Smart Competitor Analysis Starts With the Customer

Arm Wrestling

When performing competitor analysis, you have to assess your competitors’ strengths and weaknesses in relation to a particular bid, customer or market area. If you just look at them in a vacuum, without considering how well they can do a particular job for a specific customer, you could overlook a golden opportunity to demonstrate why you’re the better candidate. You have to factor in the circumstances, because they always dictate who the stronger opponent is. For instance, if you’re an intelligent, petite guy facing off against a big, dumb brute who’s ripped, should you be worried? That depends; are you fighting him, vying for a job that requires heavy lifting, comparing wits, or seeing who’s best suited to squeeze into a tight space? In the latter two situations, you’d have the upper hand, regardless of how physically strong your opponent is. The bottom line is that you can’t assess your competitors’ abilities and develop a plan to beat them without taking all factors into account, including what your customer wants.

Business Development 101 tells us that the customer defines the parameters of strengths and weaknesses. Business Development 201 reminds us that a government customer is not an individual; a government customer is a group of people who may or may not share the same perspective on strengths and weaknesses. To understand what strengths and weaknesses matter to them, you have to first understand the customer group. Since you are on your game and working up front and early, the multi-faceted customer likely won’t have closed ranks on strength parameters yet. They could be numerous and, worse yet, conflict with what you plan to offer. You have to open a dialog with your customer and start feeling out what matters most to them as early as possible so you can assess your competition and start formulating a plan of attack.

Why can’t you accurately assess, let alone combat, your competition until you know what strengths a customer desires? Here’s an example to illustrate: Suppose a competitor has a portfolio of plain vanilla current and past projects executed by sheep—i.e. work that just “keeps the lights on.” Is that a weakness? They don’t have an innovation program or multiple patents like you do, so you might be happy about their ho-hum past performance and capabilities. What if the program manager for the customer in question likes to exercise a lot of control over contract work, though? Maybe the customer equates “leading-edge” to “experimental” and doesn’t want firms testing new ideas out on their program. When you take risk-averse “placeholder” customer leadership into account, the sheep you’re facing off against start to look like pretty strong competitors after all. It just goes to show that you can’t wave off any competitor as a non-threat until you know exactly what your customer wants.

Finding out what strengths matter most to your customer will help you get a read on the threat level your competitors pose, but your analysis can’t stop there. Once you figure out what strengths the customer cares about, you have to solve two more riddles: (1) What indicators demonstrate the desired parameters? (2) Where do you look to find those indicators?

When attempting to answer those questions and see where you stand relative to your competitors, creativity is essential.
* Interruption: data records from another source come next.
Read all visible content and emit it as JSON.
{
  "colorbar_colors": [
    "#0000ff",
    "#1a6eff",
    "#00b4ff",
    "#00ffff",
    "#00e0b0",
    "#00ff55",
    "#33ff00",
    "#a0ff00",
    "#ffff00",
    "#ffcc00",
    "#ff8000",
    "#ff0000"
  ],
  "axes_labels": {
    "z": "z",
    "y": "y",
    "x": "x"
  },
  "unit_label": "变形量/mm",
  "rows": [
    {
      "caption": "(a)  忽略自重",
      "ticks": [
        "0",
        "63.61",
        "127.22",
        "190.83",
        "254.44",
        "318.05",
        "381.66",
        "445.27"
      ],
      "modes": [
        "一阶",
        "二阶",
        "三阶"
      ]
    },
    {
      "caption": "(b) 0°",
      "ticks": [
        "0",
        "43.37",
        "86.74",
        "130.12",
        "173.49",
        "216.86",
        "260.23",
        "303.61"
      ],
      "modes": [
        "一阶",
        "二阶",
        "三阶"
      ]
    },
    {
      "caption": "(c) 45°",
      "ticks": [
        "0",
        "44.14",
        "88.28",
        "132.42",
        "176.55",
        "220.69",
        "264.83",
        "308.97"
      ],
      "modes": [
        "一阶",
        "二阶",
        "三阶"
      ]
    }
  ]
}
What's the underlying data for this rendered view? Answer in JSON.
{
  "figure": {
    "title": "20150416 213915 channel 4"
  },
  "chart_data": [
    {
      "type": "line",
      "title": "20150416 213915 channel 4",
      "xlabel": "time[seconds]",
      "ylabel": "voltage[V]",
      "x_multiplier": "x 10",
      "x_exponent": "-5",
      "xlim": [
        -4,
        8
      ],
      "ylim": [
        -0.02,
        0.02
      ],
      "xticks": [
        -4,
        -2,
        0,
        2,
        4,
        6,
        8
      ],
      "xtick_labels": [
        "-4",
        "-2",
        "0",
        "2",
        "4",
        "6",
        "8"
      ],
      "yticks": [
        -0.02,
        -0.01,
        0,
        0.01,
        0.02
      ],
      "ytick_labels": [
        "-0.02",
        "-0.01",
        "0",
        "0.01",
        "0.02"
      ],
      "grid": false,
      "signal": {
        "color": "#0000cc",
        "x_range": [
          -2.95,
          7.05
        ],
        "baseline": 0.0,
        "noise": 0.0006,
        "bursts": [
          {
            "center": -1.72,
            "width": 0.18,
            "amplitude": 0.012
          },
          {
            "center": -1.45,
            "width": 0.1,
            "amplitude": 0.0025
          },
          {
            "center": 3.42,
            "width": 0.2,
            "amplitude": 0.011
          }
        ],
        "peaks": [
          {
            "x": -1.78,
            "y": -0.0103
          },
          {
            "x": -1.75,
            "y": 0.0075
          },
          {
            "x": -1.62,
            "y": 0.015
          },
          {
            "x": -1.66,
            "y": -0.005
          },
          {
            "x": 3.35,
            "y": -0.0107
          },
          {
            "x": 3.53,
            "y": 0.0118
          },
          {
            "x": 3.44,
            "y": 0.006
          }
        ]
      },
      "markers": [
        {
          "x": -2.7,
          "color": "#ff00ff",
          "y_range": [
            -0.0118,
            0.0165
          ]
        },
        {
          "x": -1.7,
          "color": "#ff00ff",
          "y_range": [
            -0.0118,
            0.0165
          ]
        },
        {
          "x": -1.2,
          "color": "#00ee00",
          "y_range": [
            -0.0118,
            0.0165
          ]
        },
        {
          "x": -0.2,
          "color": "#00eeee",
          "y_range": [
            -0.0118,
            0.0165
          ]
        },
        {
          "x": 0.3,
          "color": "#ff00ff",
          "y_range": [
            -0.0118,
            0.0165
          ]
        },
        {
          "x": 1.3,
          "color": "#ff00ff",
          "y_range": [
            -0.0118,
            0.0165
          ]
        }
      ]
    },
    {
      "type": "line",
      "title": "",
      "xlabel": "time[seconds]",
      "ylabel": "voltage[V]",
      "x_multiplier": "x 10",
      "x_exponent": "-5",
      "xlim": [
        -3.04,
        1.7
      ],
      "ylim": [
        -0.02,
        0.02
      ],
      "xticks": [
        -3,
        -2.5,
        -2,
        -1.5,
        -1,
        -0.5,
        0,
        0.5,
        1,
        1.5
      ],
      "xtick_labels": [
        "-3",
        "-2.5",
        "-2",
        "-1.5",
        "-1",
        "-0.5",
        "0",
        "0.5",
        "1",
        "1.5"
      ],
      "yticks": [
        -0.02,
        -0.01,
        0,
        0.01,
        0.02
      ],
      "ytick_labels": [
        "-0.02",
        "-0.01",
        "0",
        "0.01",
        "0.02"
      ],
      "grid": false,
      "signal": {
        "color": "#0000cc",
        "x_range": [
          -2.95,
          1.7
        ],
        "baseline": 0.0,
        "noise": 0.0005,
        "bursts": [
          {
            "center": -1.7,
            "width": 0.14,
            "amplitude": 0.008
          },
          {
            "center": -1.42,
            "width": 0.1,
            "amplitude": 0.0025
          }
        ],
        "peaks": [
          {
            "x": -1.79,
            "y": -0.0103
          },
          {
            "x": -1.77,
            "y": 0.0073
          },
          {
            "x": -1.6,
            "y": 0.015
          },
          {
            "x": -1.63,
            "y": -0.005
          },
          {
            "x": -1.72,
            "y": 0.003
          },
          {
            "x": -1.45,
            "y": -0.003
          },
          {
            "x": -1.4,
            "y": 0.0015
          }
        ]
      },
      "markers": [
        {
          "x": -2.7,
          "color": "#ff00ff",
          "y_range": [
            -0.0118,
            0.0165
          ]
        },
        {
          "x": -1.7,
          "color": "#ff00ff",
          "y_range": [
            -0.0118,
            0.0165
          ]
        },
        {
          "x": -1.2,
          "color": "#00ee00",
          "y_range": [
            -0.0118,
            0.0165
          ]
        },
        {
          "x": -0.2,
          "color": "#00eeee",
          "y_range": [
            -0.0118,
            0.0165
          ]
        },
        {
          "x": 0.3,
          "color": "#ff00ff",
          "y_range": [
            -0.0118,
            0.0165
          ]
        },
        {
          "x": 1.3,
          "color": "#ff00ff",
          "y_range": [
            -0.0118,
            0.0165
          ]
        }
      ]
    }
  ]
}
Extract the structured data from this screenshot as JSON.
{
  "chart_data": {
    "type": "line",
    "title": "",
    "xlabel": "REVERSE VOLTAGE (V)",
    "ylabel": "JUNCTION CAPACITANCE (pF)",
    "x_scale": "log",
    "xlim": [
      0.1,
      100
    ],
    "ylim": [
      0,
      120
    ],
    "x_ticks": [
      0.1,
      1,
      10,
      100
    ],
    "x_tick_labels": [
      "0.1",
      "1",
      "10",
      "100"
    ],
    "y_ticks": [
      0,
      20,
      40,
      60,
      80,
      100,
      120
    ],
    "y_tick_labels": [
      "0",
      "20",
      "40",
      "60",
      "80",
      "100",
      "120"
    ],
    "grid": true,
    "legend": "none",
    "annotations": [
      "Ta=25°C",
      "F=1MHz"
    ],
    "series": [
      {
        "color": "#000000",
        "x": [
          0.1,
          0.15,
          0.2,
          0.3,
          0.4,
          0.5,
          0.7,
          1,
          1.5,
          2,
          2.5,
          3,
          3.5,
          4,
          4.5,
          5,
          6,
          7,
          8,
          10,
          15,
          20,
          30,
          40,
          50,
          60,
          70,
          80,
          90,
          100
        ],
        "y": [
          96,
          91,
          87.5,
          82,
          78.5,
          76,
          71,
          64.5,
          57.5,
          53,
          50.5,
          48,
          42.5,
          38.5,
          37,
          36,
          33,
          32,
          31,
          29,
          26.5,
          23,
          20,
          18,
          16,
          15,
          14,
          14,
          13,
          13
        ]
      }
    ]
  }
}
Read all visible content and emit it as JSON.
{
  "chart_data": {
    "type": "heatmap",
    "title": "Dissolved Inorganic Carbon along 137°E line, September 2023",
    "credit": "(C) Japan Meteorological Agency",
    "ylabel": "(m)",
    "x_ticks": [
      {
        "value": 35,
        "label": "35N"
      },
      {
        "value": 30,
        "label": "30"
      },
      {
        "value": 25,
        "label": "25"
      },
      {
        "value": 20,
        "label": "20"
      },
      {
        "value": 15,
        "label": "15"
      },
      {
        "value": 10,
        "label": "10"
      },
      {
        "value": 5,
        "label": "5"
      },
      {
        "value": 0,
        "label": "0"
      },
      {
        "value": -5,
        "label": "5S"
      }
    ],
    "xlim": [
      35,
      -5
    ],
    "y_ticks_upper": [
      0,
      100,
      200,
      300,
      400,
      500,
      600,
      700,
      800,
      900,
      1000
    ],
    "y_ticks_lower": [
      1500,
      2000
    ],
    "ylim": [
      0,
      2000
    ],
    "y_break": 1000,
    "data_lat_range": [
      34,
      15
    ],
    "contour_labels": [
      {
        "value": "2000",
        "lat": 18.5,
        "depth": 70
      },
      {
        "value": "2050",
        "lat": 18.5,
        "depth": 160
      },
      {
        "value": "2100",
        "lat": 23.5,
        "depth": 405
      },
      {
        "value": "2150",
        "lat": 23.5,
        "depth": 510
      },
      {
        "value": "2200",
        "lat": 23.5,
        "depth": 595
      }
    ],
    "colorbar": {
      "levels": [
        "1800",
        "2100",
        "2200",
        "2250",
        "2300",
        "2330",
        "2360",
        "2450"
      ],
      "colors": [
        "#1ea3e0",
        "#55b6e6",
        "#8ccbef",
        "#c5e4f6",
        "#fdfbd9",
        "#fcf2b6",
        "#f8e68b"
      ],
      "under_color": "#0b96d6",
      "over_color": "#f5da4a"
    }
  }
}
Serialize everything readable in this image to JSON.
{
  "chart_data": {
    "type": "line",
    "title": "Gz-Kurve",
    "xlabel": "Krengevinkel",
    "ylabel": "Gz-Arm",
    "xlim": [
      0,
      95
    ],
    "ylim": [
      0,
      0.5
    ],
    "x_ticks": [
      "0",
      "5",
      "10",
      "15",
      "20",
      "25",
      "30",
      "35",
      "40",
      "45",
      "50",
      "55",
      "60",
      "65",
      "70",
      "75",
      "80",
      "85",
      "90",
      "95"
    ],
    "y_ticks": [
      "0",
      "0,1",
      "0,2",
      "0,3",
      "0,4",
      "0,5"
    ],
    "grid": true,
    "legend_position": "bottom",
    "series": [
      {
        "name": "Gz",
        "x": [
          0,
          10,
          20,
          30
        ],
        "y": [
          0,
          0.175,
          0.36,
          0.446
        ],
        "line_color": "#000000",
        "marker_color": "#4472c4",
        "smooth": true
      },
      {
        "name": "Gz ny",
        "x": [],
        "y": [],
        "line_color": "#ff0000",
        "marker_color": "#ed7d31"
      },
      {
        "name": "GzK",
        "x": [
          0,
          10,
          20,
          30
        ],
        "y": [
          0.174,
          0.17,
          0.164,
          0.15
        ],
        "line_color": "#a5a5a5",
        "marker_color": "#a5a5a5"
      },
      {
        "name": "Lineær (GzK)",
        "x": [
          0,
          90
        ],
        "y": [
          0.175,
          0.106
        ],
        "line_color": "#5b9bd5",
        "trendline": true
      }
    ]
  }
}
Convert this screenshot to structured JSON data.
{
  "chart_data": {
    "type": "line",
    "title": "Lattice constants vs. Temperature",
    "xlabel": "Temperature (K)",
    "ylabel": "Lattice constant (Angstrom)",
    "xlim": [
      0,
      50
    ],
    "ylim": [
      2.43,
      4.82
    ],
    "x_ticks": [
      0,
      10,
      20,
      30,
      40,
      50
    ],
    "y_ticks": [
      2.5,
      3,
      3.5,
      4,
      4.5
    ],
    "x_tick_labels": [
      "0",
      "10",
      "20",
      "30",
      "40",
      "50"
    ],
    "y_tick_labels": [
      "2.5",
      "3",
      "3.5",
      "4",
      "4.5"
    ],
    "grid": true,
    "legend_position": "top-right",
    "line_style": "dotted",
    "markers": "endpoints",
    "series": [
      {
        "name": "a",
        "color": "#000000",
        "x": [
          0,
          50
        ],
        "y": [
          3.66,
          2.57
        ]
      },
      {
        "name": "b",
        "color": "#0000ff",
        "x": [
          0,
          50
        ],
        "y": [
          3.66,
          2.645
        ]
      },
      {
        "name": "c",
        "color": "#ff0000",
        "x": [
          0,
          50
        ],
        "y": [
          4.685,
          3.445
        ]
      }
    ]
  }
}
You have to think about all the different places you might be able to get the answers you seek. For instance, let’s say you learn that your customer is concerned about strength in cyber security and favors a defensive rather than an offensive approach. What indicators would tell them that an offeror is aligned with those sentiments? For one, they could look at the past experience of key employees. Within their resumes, work history or projects, references to penetration testing certifications could indicate strength in offensive cyber security, whereas BigFix software qualifications might indicate a defensive cyber security strength or focus.

Figuring out what strengths a future customer thinks are important and what indicators they may use to decide that a firm has those strengths are important parts of competitive analysis. However, you have to dig even deeper if you want to find an angle that will give you a competitive edge. Think carefully about the questions you need to ask, find the answers, and build on those insights. The goal is to get beyond what your competitors have done and figure out what they can do, as well as what drives them to do it.